The Secret Society of Singledom

Whew - I was looking through my night stand the other day and it dawned on me, I had old numbers and all kinds of 'spoils' of dating in that drawer. It made me think, hmmm as we get closer and closer, I need to start purging. The biggest obstacle in alot of relationships - that damn computer! Where do you begin on that thing. My stuff is pretty streamline now, because I had been working on that one for awhile, but I know people, I interact with people and I would hope I wouldn't have to stop. My ass ain't out there so that should be fine - - the funny thing is I have been needing to purge - and this certainly is a good excuse. I already trimmed my IM list, my cell phone has been trimmed as well. Another thing you have to do is update your freak kits. Nothing worse than recycling old freak kits. Your relationship deserves NEW stuff people!!! Don't be skank! Hell, your relationship may spark you to want new personal me time stuff. Because no relationship should make you give up personal me time activities. That's your time to connect with you, lol So no, you don't have to go over your stuff with a fine tooth comb - because life isn't like that and it's not about hiding, it's about...moving on, but you might wanna pack up or get rid of those numbers you scored at the club and just threw in your nightstand, lol lol If for no other reason than they taking up space!

Us to....WE
"Hey we need to just jump in the car and take a jaunt to Houston to see NE girl" "Yea that would be cool" "Um you have a man now..." SCREECH! Hold up wait a minute! Hmmm - that's a concept that takes some getting used to,lol You get VERY used to operating in a tunnel and a solo tunnel at that. Taking someone else into consideration is a big thing. Now I know there are necks starting to move at this notion, especially given the example, but if you are trying to make a relationship work - you need to consider your mate. This isn't about asking permission, this is being open and accountable to your mate. You dont want him calling and saying "Hey I'm going to Carnival in Brazil with the boyz - be back next week" WTF?!

The Peanut Gallery
You know who they are? They end sentences with "I hope ya'll work out" or "Hmmm, you sure are spending alot of time together" or "well now, he's spending.the night." or "How long have ya'll been dating?" add that to every discusssion group, everyone who think they know the right way it should go, all the women's magazines and you have....chaos! Everybody got something to say about what you doing, how fast you doing it, what they would do. I am guilty of it as well, lol - Funny how this was one of the things that made my eyebrow go up in terms of LA's Finest - he said "Don't let folks rent space in your head, you will have no room to think." I used to run a Apartment complex up in this bad boy. The peanut gallery is not all bad - but as much as I hate to use this saying, relationships are a good case of DO YOU. Even if they turn out messed up, you have to your own journey.

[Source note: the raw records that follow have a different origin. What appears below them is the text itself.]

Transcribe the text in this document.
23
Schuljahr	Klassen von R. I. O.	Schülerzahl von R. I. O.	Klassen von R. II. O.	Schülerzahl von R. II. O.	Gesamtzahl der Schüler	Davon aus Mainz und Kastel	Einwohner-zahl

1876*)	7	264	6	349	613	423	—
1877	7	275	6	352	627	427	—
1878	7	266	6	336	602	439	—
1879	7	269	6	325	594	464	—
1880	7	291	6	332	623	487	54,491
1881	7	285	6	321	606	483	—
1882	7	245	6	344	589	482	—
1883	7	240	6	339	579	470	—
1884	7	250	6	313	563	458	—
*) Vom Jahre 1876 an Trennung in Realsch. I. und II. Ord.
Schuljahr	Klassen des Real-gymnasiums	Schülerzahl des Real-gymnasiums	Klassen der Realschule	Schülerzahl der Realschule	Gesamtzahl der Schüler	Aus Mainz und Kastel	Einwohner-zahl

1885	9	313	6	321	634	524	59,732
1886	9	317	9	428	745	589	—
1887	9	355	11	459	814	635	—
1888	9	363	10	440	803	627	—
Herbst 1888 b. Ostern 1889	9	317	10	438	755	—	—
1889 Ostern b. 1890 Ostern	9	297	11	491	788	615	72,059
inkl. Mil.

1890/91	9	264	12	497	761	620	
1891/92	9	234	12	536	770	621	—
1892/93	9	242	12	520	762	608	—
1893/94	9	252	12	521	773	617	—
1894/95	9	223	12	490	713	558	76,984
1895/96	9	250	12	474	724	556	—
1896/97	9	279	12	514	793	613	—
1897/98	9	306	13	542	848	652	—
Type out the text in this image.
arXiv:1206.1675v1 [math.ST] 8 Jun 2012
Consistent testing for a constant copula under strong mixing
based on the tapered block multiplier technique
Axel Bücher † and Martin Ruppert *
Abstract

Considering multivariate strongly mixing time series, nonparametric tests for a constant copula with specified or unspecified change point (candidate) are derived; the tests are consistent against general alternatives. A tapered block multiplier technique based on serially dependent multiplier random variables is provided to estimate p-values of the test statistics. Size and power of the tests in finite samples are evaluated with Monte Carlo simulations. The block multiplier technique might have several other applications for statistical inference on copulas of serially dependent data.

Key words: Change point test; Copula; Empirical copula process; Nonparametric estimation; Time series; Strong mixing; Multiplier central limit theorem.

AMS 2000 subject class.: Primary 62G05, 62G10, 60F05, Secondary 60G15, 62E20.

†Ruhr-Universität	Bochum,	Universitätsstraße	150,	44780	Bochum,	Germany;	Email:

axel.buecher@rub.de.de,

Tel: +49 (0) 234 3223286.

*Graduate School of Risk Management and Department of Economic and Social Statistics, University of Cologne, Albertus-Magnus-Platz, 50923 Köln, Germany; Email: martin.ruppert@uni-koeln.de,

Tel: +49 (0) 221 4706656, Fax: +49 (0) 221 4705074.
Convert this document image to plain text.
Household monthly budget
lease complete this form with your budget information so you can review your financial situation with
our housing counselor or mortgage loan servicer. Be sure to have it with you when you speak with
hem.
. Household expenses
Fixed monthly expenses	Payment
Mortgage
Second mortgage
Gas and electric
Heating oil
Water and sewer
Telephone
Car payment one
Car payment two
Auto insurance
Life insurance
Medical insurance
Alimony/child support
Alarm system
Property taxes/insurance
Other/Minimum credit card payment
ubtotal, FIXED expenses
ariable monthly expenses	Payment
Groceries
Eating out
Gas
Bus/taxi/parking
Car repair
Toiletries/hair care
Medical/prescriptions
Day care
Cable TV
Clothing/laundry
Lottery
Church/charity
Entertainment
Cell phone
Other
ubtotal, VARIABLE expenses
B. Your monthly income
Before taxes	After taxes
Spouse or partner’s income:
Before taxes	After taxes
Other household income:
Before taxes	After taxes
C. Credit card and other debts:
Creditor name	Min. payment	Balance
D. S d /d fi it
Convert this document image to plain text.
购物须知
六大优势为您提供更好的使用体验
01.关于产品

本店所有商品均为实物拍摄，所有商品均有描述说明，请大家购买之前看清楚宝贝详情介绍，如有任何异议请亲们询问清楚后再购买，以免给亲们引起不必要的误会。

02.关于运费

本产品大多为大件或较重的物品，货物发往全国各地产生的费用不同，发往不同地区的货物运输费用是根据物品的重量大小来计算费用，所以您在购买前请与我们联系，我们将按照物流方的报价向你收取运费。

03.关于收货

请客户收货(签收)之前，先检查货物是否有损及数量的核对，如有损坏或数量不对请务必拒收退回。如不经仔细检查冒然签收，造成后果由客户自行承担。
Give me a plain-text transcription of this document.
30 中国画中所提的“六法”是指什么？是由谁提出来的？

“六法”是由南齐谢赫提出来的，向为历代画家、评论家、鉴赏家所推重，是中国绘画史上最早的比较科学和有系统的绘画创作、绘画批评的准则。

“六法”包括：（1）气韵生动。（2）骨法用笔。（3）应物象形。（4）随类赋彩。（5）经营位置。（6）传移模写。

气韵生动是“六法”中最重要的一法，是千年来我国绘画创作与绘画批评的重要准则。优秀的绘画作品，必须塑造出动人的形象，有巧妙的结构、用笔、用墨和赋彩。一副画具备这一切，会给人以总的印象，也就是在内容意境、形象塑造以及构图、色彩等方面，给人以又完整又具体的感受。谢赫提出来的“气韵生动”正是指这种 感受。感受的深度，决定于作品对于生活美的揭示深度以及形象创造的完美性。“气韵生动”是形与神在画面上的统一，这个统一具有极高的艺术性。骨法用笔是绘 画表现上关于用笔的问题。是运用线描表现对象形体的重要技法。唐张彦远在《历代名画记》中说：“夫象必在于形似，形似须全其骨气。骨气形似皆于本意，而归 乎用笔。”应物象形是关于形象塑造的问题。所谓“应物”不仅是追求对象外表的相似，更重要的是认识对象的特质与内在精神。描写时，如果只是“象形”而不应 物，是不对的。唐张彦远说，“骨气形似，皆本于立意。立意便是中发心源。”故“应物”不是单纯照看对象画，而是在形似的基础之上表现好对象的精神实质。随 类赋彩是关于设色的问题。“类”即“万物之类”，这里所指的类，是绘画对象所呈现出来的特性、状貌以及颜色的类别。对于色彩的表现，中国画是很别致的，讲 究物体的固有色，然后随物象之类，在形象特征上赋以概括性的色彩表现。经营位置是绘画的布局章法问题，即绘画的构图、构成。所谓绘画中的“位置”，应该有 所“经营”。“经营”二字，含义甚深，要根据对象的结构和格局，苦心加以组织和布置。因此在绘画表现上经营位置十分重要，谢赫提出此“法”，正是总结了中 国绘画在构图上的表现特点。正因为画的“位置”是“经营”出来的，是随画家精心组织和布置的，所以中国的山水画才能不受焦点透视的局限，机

So now add all of that with things such as: "Um, this is my child" "You spent What on that pair of shoes?" "Man I tell you, he was just calling to say what's up?" and all the other stuff and your freaking plate is FULL! Now of course this is a female perspective of it - I'm sure men have their own things as well.

What I do know, is that on paper relationships look all dewey and glowing and alot of sistas got pages and pages of words about how they want to find that love everlasting - but are you REALLY READY?! Some folks can't get off the single train, some folks figure out that in order to clean out their closet and by the time they did - they will be to old to hook up,lol So to end with another oldie but goodie - BE CAREFUL WHAT YOU WISH FOR! Cause really if you are not ready - then leave it alone.